Why Journalism's Diversity Problem Is Just as Bad as #OscarsSoWhite

The lack of minorities in newsrooms popularized #JournalismSoWhite

Stack of newspapers
A pile of newspapers. Jon S./Flickr.com

The 2016 Oscars boycott has not only focused attention on the lack of diversity in Hollywood but also led to public scrutiny of other industries where minorities are marginalized, such as journalism. The #OscarsSoWhite hashtag even spawned the copycat hashtag #JournalismSoWhite on Twitter to highlight how the newspaper industry in particular does not reflect America.

White males continue to make up the bulk of newspaper reporters and editors, which can skew news coverage and make it difficult for journalists of color to advance in the field.

Activist journalists, however, are pointing out why racial diversity is a benefit in newsrooms and developing strategies to give minorities more opportunities in the profession.

The Amount of Minorities in Newsrooms

Although minorities make up nearly 40 percent of the population, they comprise just 12.76 percent of the staffers in newsrooms. Only 4.7 out of 100 people at newspapers are black. For Hispanics, the number is 4.2, for Asians, 2.8, and for Native Americans, 0.4. Women of all backgrounds continue to be a minority in the industry as well, with just 37.1 women per every 100 people in newsrooms.

For women of color, the situation is particularly dire, with just 2.2 black women, 1.8 Hispanic women, 1.4 Asian women and 0.1 Native American women per 100 people in newsrooms. By and large, white women make up most of the females in newsrooms, with 31.3 white women per 100 print journalists.

The dearth of women and minorities at newspapers isn’t just a problem because newsrooms should reflect the communities they cover but also because reporters from a wide range of backgrounds can better cover the social issues that routinely make headlines today. This includes police killings and the Black Lives Matter movement, the debate over undocumented immigration and Islamophobia in politics.

Having reporters from a wide range of cultural backgrounds can help humanize the people involved in these stories and avoid the spread of misinformation.

Why Newsrooms Aren’t More Diverse

The newspaper industry may not be making a concerted effort to lock people of color out of newsrooms, but reporters and editors remain mostly white because industry practices make it difficult for minorities and people from lower socioeconomic backgrounds to gain entry. For example, unpaid internships are widespread in the industry. College students and recent college grads from communities of color often cannot afford to work without pay.

Moreover, journalism is a profession in which writers frequently land work based on their connections. In our racially stratified society, whites are more likely to know whites than members of other racial groups, resulting in whites being the first to know about job leads, freelance writing opportunities and other work. These connections especially come into play when journalism jobs aren’t posted online or otherwise advertised but promoted exclusively through an editor’s personal or professional network.

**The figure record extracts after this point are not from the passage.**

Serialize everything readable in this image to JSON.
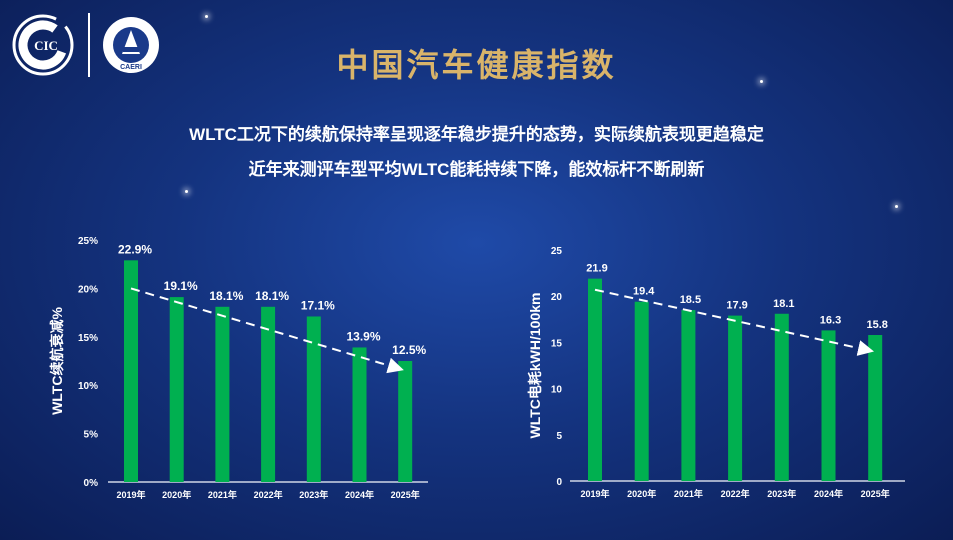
{
  "logos": {
    "left": "CIC",
    "right": "CAERI"
  },
  "title": "中国汽车健康指数",
  "subtitles": [
    "WLTC工况下的续航保持率呈现逐年稳步提升的态势，实际续航表现更趋稳定",
    "近年来测评车型平均WLTC能耗持续下降，能效标杆不断刷新"
  ],
  "colors": {
    "bar": "#00b050",
    "title": "#d9b46a",
    "text": "#ffffff"
  },
  "chart_data": [
    {
      "type": "bar",
      "title": "",
      "xlabel": "",
      "ylabel": "WLTC续航衰减%",
      "categories": [
        "2019年",
        "2020年",
        "2021年",
        "2022年",
        "2023年",
        "2024年",
        "2025年"
      ],
      "values": [
        22.9,
        19.1,
        18.1,
        18.1,
        17.1,
        13.9,
        12.5
      ],
      "labels": [
        "22.9%",
        "19.1%",
        "18.1%",
        "18.1%",
        "17.1%",
        "13.9%",
        "12.5%"
      ],
      "ylim": [
        0,
        25
      ],
      "yticks": [
        "0%",
        "5%",
        "10%",
        "15%",
        "20%",
        "25%"
      ],
      "trend": "dashed arrow decreasing",
      "grid": false
    },
    {
      "type": "bar",
      "title": "",
      "xlabel": "",
      "ylabel": "WLTC电耗kWH/100km",
      "categories": [
        "2019年",
        "2020年",
        "2021年",
        "2022年",
        "2023年",
        "2024年",
        "2025年"
      ],
      "values": [
        21.9,
        19.4,
        18.5,
        17.9,
        18.1,
        16.3,
        15.8
      ],
      "labels": [
        "21.9",
        "19.4",
        "18.5",
        "17.9",
        "18.1",
        "16.3",
        "15.8"
      ],
      "ylim": [
        0,
        25
      ],
      "yticks": [
        "0",
        "5",
        "10",
        "15",
        "20",
        "25"
      ],
      "trend": "dashed arrow decreasing",
      "grid": false
    }
  ]
}
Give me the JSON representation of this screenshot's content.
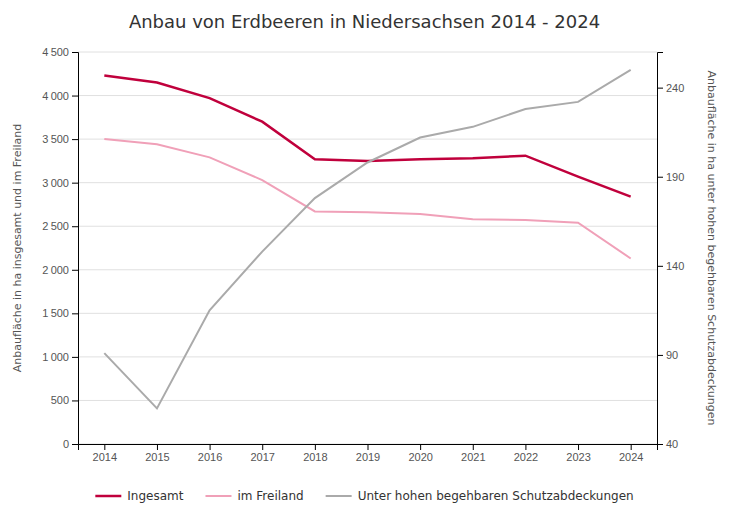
{
  "chart_data": {
    "type": "line",
    "title": "Anbau von Erdbeeren in Niedersachsen 2014 - 2024",
    "x": [
      2014,
      2015,
      2016,
      2017,
      2018,
      2019,
      2020,
      2021,
      2022,
      2023,
      2024
    ],
    "xlim": [
      2013.5,
      2024.5
    ],
    "xticks": [
      2014,
      2015,
      2016,
      2017,
      2018,
      2019,
      2020,
      2021,
      2022,
      2023,
      2024
    ],
    "ylabel": "Anbaufläche in ha insgesamt und im Freiland",
    "y2label": "Anbaufläche in ha unter hohen begehbaren Schutzabdeckungen",
    "ylim": [
      0,
      4500
    ],
    "yticks": [
      0,
      500,
      {
        "value": 1000,
        "label": "1 000"
      },
      {
        "value": 1500,
        "label": "1 500"
      },
      {
        "value": 2000,
        "label": "2 000"
      },
      {
        "value": 2500,
        "label": "2 500"
      },
      {
        "value": 3000,
        "label": "3 000"
      },
      {
        "value": 3500,
        "label": "3 500"
      },
      {
        "value": 4000,
        "label": "4 000"
      },
      {
        "value": 4500,
        "label": "4 500"
      }
    ],
    "y2lim": [
      40,
      260
    ],
    "y2ticks": [
      40,
      90,
      140,
      190,
      240
    ],
    "grid": true,
    "legend": "bottom",
    "series": [
      {
        "name": "Ingesamt",
        "color": "#c0003c",
        "values": [
          4230,
          4150,
          3970,
          3700,
          3270,
          3250,
          3270,
          3280,
          3310,
          3070,
          2840
        ]
      },
      {
        "name": "im Freiland",
        "color": "#f0a0b8",
        "values": [
          3500,
          3440,
          3290,
          3030,
          2670,
          2660,
          2640,
          2580,
          2570,
          2540,
          2130
        ]
      },
      {
        "name": "Unter hohen begehbaren Schutzabdeckungen",
        "color": "#aaaaaa",
        "axis": "y2",
        "values": [
          91,
          60,
          115,
          148,
          178,
          198,
          212,
          218,
          228,
          232,
          250
        ]
      }
    ]
  }
}
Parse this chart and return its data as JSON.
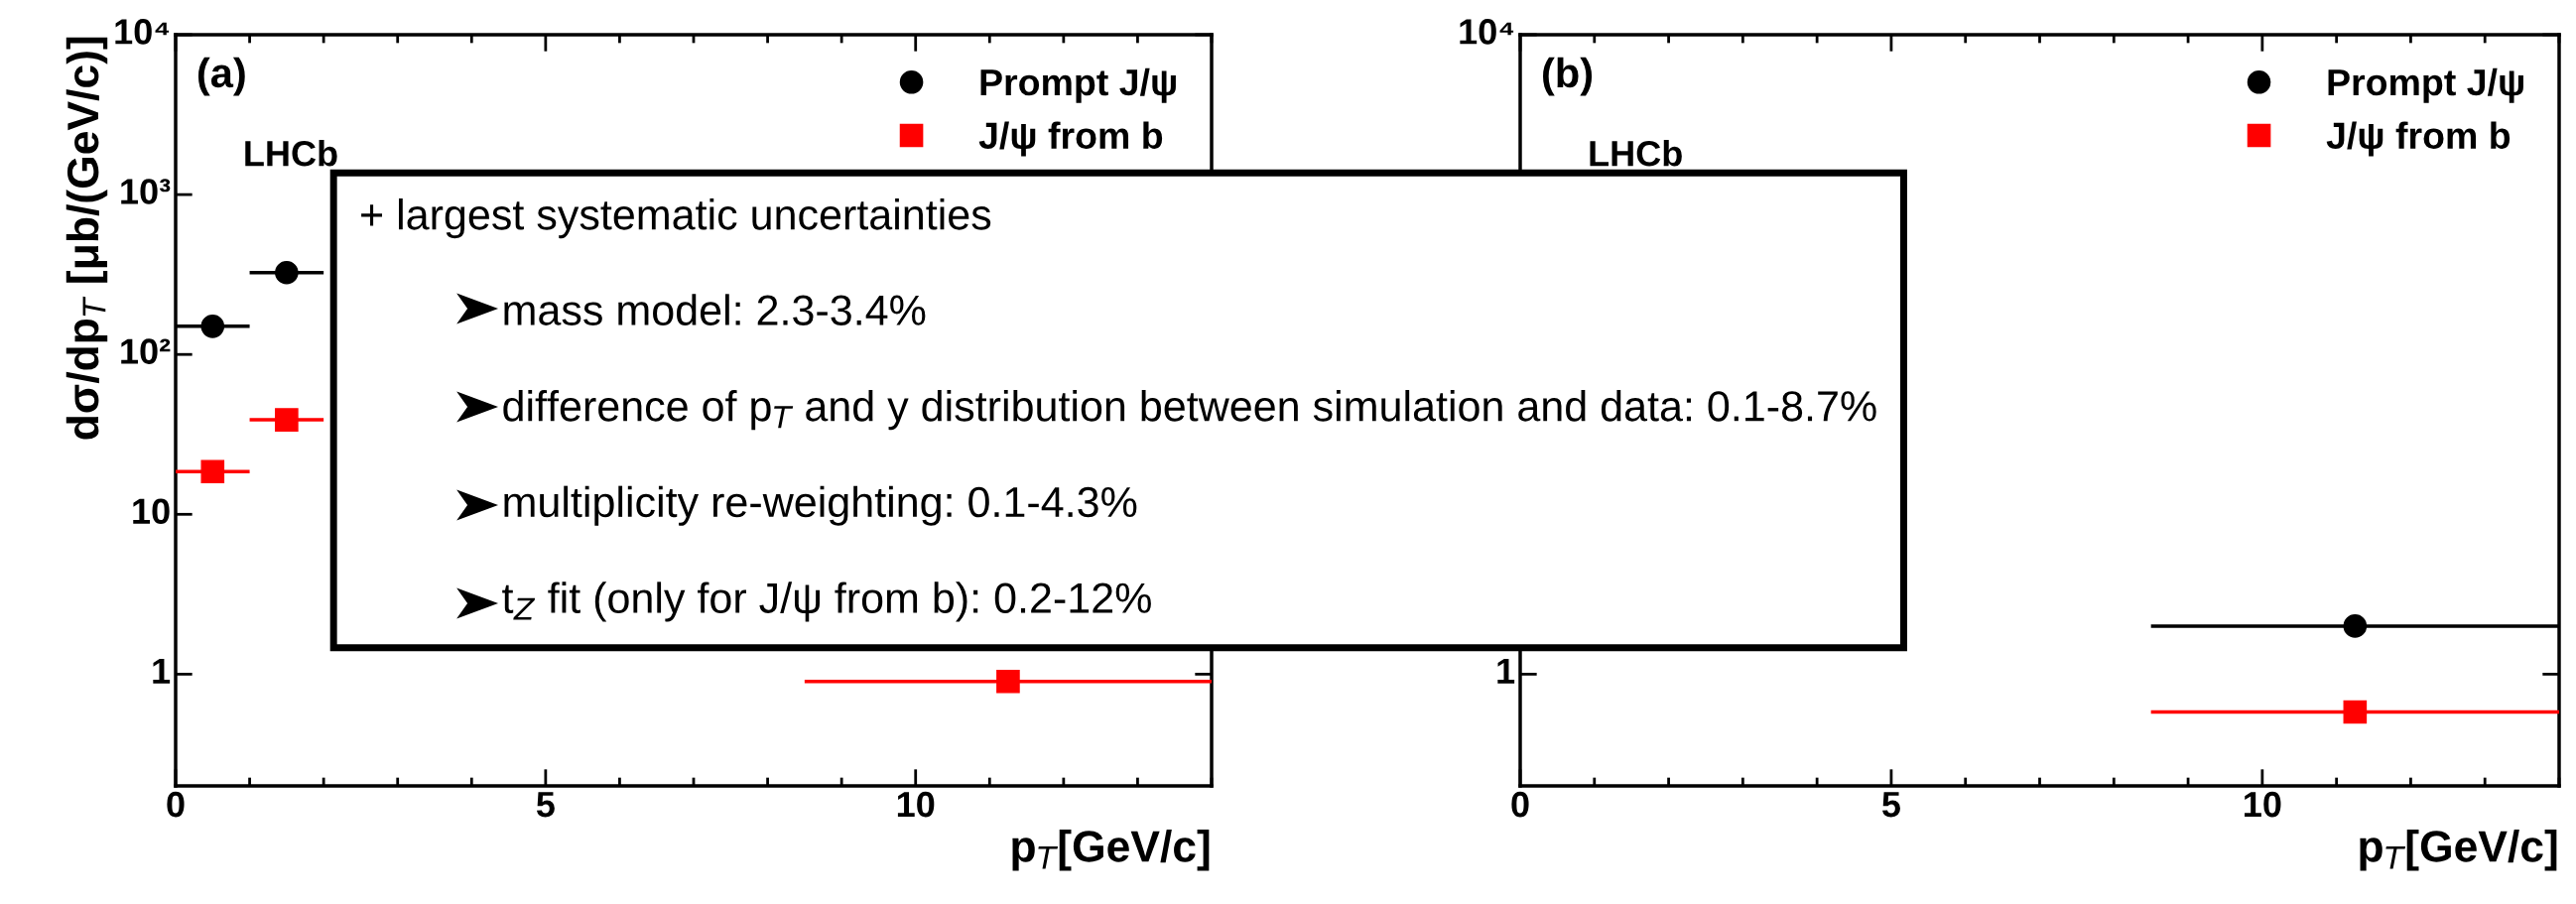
{
  "chart_data": [
    {
      "type": "scatter",
      "xlabel": "p$_{T}$[GeV/c]",
      "ylabel": "dσ/dp$_{T}$ [μb/(GeV/c)]",
      "log": "y",
      "xlim": [
        0,
        14
      ],
      "ylim": [
        0.2,
        10000
      ],
      "xticks": [
        0,
        5,
        10
      ],
      "yticks": [
        1,
        10,
        {
          "value": 100,
          "label": "10²"
        },
        {
          "value": 1000,
          "label": "10³"
        },
        {
          "value": 10000,
          "label": "10⁴"
        }
      ],
      "legend": "top right",
      "grid": false,
      "annotations": [
        "(a)",
        "LHCb",
        "+ largest systematic uncertainties",
        "mass model: 2.3-3.4%",
        "difference of p$_{T}$ and y distribution between simulation and data: 0.1-8.7%",
        "multiplicity re-weighting: 0.1-4.3%",
        "t$_{Z}$ fit (only for J/ψ from b): 0.2-12%"
      ],
      "series": [
        {
          "name": "Prompt J/ψ",
          "color": "#000000",
          "marker": "circle",
          "x": [
            0.5,
            1.5
          ],
          "values": [
            150,
            325
          ],
          "xerrors": [
            0.5,
            0.5
          ]
        },
        {
          "name": "J/ψ from b",
          "color": "#ff0000",
          "marker": "square",
          "x": [
            0.5,
            1.5,
            11.25
          ],
          "values": [
            18.5,
            39,
            0.9
          ],
          "xerrors": [
            0.5,
            0.5,
            2.75
          ]
        }
      ]
    },
    {
      "type": "scatter",
      "xlabel": "p$_{T}$[GeV/c]",
      "log": "y",
      "xlim": [
        0,
        14
      ],
      "ylim": [
        0.2,
        10000
      ],
      "xticks": [
        0,
        5,
        10
      ],
      "yticks": [
        1,
        {
          "value": 10000,
          "label": "10⁴"
        }
      ],
      "legend": "top right",
      "grid": false,
      "annotations": [
        "(b)",
        "LHCb"
      ],
      "series": [
        {
          "name": "Prompt J/ψ",
          "color": "#000000",
          "marker": "circle",
          "x": [
            11.25
          ],
          "values": [
            2.0
          ],
          "xerrors": [
            2.75
          ]
        },
        {
          "name": "J/ψ from b",
          "color": "#ff0000",
          "marker": "square",
          "x": [
            11.25
          ],
          "values": [
            0.58
          ],
          "xerrors": [
            2.75
          ],
          "errors": [
            0.05
          ]
        }
      ]
    }
  ]
}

The Launch of Writers of Color

Tired of hearing editors remark that their staffs are all white because they can’t find any minorities, journalists Durga Chew-Bose, Jazmine Hughes and Vijith Assar started the Writers of Color database and Twitter feed in 2015 to put the kibosh on this excuse.

“We aim to create more visibility for writers of color, ease their access to publications, and build a platform that is both easy for editors to use and accurately represents the writers,” they explain on the site.

Editors can search the database to find writers by region or topic. They can also announce job openings or writing opportunities on the Twitter feed. By checking the feed, writers of color, who’ve traditionally been the last to find out when job opportunities arise or may never hear about them at all, now have access to writing gigs early on.

#EmergingUS Aims to Level the Playing Field

Jose Antonio Vargas, a former Washington Post reporter and immigrant activist, announced in February 2016 that he’d launched a crowdfunding campaign to start an independent media company called #EmergingUS.

The digital news platform will explore racial identity, immigration, sexual orientation and more.

Vargas is undocumented, gay and Filipino but often mistaken for Latino because of his Spanish name. Through #EmergingUS, he’s interested in examining how identities intersect, as they do in his own life. This can complicate the narratives the mainstream media tell about the LGBT community, undocumented immigrants and minorities overall. A story about the plight of undocumented immigrants from, say, Guinea can counter the idea that all such immigrants are from Mexico.

Wrapping Up

Journalists play an influential role in shaping the narratives unfolding in society. Because the U.S. population has grown increasingly diverse, it’s important that newspaper reporters come from a variety of backgrounds. Instead, 56 of every 100 print journalists are white males. This limits the ability of newspapers to cover pressing issues in the nuanced way they should be. It also makes it hard for the public to ignore the hypocrisy of an industry that’s 87.3 percent white pointing the finger at Hollywood for its lack of diversity.